• The 2012 abortion rate for all ages is 16.5 per 1,000 women – the lowest rate since 1997 and 6% lower than in 2011. The abortion rate was highest for women aged 21 (31 per 1000 women).
• The under 16 and under 18 abortion rates were slightly lower than in 2011 (3 per 1000 and 12.8 per 1000 respectively).
• The number of abortions taking place under 13 weeks gestation remains at 91%, and 97% of abortions were funded by the NHS. The percentage of medical abortions also remains consistent, at 48% (47% in 2011).
• In 2012, 52% of women undergoing abortions had one or more previous pregnancies that resulted in a live or stillbirth.
A significant difference from 2011’s data is the number of non-resident women accessing abortion in England and Wales:
• In 2012, there were 5,850 abortions for non-residents versus 6151 in 2011. The 2012 total is the lowest in any year since 1969.
The majority of non-residents accessing abortion in England and Wales are from the Republic of Ireland and Northern Ireland (making up 83.6% of the total number of non-residents in 2012). It’s unclear as to why this figure is lower than it has ever been but it’s possible that more women in Ireland are accessing medical abortion online; rising awareness of services like Women on Web through public campaigns may mean that more Irish women are using illegal methods to end their pregnancies rather than face the cost and difficulty of travelling abroad to do so.
Another interesting statistic which deserves to be unpicked is the over-representation of certain ethnic groups in the abortion statistics, particularly with regards to those women who have more than one abortion.
As you can see from the table, women who are of Black or Mixed ethnicity are more likely to have had one or more previous abortions than women of other ethnic backgrounds. The statistics do not tell us why this is, but we might question if the information provided to particular communities on contraception and abortion is relevant and accessible. We know that there are links between ethnicity and deprivation, and between deprivation and unintended pregnancy so this too might be a factor. More research is clearly needed into the intersections between ethnicity, unintended pregnancy and abortion, but in the meantime, it is crucial to note that women from all backgrounds can and do experience unintended pregnancy and abortion and we should not shy away from providing culturally appropriate, evidence-based information in every setting.

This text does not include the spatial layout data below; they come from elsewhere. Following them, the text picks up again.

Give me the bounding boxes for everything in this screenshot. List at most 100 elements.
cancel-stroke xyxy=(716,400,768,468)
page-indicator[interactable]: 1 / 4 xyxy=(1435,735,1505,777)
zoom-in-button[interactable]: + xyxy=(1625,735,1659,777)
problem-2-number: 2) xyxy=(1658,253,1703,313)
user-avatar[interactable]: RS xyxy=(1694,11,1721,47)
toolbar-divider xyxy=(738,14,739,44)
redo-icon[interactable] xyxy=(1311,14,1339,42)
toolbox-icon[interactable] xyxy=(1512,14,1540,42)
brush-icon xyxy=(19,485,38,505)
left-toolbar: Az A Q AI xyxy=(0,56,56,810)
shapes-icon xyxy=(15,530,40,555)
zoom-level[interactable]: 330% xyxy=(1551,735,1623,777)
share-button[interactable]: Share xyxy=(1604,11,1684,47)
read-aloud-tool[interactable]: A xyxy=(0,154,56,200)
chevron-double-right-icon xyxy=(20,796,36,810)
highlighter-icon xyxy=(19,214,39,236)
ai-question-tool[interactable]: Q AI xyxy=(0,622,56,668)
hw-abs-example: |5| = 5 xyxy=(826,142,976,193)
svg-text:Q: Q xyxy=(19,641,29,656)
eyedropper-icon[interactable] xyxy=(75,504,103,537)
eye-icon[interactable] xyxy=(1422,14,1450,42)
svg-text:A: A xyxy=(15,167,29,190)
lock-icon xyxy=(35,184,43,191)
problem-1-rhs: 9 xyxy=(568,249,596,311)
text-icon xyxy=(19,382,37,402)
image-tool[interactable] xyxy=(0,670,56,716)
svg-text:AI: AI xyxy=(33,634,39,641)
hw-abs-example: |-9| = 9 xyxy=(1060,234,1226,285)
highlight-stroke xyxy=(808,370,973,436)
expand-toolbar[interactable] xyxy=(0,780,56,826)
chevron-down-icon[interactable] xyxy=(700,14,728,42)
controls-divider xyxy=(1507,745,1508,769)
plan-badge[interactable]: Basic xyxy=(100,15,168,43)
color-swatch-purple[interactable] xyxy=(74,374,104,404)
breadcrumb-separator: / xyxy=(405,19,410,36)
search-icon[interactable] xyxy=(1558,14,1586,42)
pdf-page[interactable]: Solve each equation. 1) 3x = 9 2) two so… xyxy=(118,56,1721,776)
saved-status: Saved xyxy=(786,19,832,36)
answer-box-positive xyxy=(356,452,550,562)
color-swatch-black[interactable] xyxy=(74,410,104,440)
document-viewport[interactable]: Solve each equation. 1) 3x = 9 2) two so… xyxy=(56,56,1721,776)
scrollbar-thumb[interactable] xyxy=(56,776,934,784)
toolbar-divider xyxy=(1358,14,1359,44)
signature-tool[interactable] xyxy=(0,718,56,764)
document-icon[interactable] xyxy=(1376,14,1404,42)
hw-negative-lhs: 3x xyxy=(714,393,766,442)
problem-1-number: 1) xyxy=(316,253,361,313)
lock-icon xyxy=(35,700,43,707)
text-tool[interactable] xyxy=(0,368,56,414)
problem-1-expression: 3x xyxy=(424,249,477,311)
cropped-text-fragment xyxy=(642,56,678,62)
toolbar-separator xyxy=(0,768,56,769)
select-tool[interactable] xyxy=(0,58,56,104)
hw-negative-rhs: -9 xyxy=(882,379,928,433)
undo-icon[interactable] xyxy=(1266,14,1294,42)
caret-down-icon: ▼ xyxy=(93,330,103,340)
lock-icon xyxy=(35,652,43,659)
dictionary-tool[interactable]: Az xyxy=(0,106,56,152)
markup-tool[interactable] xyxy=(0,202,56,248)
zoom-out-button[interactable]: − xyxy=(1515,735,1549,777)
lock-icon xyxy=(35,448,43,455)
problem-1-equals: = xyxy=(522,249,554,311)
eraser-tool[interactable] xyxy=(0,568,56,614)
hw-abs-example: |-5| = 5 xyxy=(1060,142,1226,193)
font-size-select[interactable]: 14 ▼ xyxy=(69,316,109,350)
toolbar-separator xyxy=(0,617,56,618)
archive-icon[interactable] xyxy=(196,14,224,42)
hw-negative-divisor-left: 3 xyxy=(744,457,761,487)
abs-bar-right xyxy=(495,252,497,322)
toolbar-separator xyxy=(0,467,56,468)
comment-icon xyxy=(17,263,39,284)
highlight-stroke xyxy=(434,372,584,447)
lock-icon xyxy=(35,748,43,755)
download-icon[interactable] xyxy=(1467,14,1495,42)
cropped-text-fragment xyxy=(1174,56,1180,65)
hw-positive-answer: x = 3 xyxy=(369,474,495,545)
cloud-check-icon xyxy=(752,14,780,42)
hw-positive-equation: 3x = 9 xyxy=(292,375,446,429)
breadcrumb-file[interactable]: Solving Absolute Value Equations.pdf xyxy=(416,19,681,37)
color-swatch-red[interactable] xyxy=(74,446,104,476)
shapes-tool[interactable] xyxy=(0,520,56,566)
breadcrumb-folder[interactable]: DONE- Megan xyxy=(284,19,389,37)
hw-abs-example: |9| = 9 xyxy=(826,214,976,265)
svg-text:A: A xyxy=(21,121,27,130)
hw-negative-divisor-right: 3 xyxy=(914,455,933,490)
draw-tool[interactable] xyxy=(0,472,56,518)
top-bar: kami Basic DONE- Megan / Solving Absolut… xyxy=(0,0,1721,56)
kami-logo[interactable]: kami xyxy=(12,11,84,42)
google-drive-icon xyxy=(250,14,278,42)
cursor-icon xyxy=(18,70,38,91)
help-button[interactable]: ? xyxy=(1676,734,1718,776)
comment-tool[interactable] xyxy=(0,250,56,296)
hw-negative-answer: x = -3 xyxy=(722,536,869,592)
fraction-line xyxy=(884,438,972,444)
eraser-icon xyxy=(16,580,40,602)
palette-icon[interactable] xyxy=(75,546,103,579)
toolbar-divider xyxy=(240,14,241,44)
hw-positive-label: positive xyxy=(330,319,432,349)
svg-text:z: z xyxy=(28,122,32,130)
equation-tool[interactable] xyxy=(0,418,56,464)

As a result of the consultation on the publication of abortion statistics a few changes have been made, the most significant of which being local level statistics being presented by CCG (clinical commissioning groups) rather than PCT (primary care trust) data due to the changes to the health system.

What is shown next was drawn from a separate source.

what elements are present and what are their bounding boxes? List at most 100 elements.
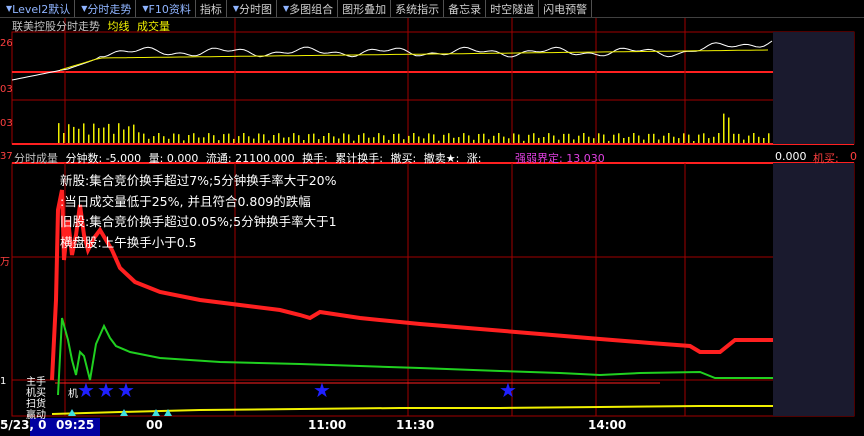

One interesting aspect of the consultation was to see the number of anti-abortion groups which had responded, a number of whom requested information on fetal sex to be represented in the abortion data. This is presumably a response to recent scaremongering suggesting that 'sex selective abortions’ were taking place in the UK (despite the Department of Health’s own 2013 report finding that the UK’s ‘gender ratio’ is "well within the normal boundaries for populations").
The response to the consultation gives a firm response to this request:
"Information about the sex of the foetus and NHS number are not currently collected on the HSA4 form. To collect such information would require changes to the legislation, in particular the Abortion Regulations 1991, as well as to clinical practice. This is not in the scope of this consultation. The majority of abortions take place before 10 weeks gestation and it is not currently possible to identify a foetus’s gender at that stage. Identifying the gender of aborted foetuses over 10 weeks’ gestation raises ethical and clinical issues. The Government has no plans to introduce such a practice."